As I mentioned last week in my coverage of 'The Color Purple,' the celebration of African-American culture known as Black History Month starts today, which means that audiences will be treated to a variety of films of wildly varying degrees of relevance to that particular experience. Some of them will, like Spielberg's film, examine important moments in the timeline of blacks in America; but others may just feature black actors or a cast comprised of largely African-Americans but otherwise offer little or nothing that reflects the actual experiences of most black people.
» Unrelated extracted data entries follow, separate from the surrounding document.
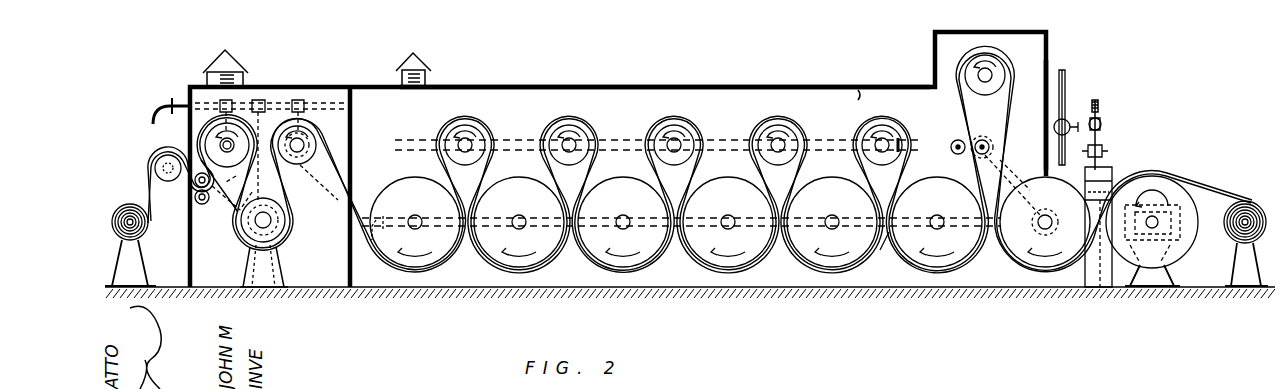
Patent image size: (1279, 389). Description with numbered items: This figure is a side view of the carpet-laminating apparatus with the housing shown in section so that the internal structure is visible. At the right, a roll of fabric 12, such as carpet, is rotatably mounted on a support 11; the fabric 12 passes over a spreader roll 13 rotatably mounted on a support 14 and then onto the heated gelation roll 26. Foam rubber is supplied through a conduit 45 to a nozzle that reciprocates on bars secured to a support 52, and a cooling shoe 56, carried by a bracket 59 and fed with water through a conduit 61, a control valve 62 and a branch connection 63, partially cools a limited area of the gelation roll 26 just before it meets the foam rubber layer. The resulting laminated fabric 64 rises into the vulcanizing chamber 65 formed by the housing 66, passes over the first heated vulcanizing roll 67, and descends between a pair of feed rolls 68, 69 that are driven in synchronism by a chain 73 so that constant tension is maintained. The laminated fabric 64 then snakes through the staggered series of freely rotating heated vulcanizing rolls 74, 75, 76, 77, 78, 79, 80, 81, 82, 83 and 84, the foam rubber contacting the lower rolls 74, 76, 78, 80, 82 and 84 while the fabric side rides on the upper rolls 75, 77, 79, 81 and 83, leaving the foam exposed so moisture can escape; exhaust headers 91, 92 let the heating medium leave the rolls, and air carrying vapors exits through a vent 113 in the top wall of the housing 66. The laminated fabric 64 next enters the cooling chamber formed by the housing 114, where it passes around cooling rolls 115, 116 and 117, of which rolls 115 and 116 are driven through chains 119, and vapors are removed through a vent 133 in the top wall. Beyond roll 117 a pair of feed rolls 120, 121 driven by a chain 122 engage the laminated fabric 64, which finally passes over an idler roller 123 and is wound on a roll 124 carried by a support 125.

The support 11 is at (1240, 290).
The fabric 12 is at (1234, 205).
The spreader roll 13 is at (1192, 250).
The support 14 is at (1160, 286).
The gelation roll 26 is at (1020, 250).
The conduit 45 is at (1103, 120).
The support 52 is at (1112, 192).
The shoe 56 is at (1112, 178).
The bracket 59 is at (1048, 62).
The conduit 61 is at (1068, 93).
The control valve 62 is at (1103, 105).
The branch connection 63 is at (1090, 146).
The laminated fabric 64 is at (155, 168).
The vulcanizing chamber 65 is at (860, 98).
The housing 66 is at (757, 85).
The first heated vulcanizing roll 67 is at (985, 65).
The feed roll 68 is at (952, 142).
The feed roll 69 is at (982, 138).
The chain 73 is at (1010, 195).
The heated vulcanizing roll 74 is at (928, 192).
The heated vulcanizing roll 75 is at (896, 120).
The heated vulcanizing roll 76 is at (838, 192).
The heated vulcanizing roll 77 is at (790, 120).
The heated vulcanizing roll 78 is at (735, 192).
The heated vulcanizing roll 79 is at (688, 120).
The heated vulcanizing roll 80 is at (590, 245).
The heated vulcanizing roll 81 is at (582, 122).
The heated vulcanizing roll 82 is at (496, 190).
The heated vulcanizing roll 83 is at (482, 124).
The heated vulcanizing roll 84 is at (393, 192).
The exhaust header 91 is at (887, 250).
The exhaust header 92 is at (812, 148).
The vent 113 is at (428, 58).
The housing 114 is at (306, 84).
The cooling roll 115 is at (353, 140).
The cooling roll 116 is at (280, 240).
The cooling roll 117 is at (237, 127).
The chain 119 is at (300, 185).
The feed roll 120 is at (195, 185).
The feed roll 121 is at (196, 204).
The chain 122 is at (214, 230).
The idler roller 123 is at (160, 150).
The roll 124 is at (120, 212).
The support 125 is at (145, 268).
The vent 133 is at (235, 64).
And while a handful of other films may in fact feature absolutely no black people whatsoever, they might inadvertently offer a lesson in sensitivity and openness to different ideas and cultures that folks who are not African-Americans can recognize and relate to a little bit more easily.

All of which brings us to 'Pleasantville,' Gary Ross' 1998 directorial debut. I'm not entirely sure that Warner Home Video intended this film to be one of the titles on their list of Black History Month titles, but given the fact that they released it on Blu-ray on February 1, it feels surprisingly relevant, not the least of which because it manages to teach many of the same lessons without forcing white people to watch a movie about black people. That said, I was curious to see whether it had grown heavy-handed in the 12 years since its initial release, which is why 'Pleasantville' is the subject of this week's "Shelf Life."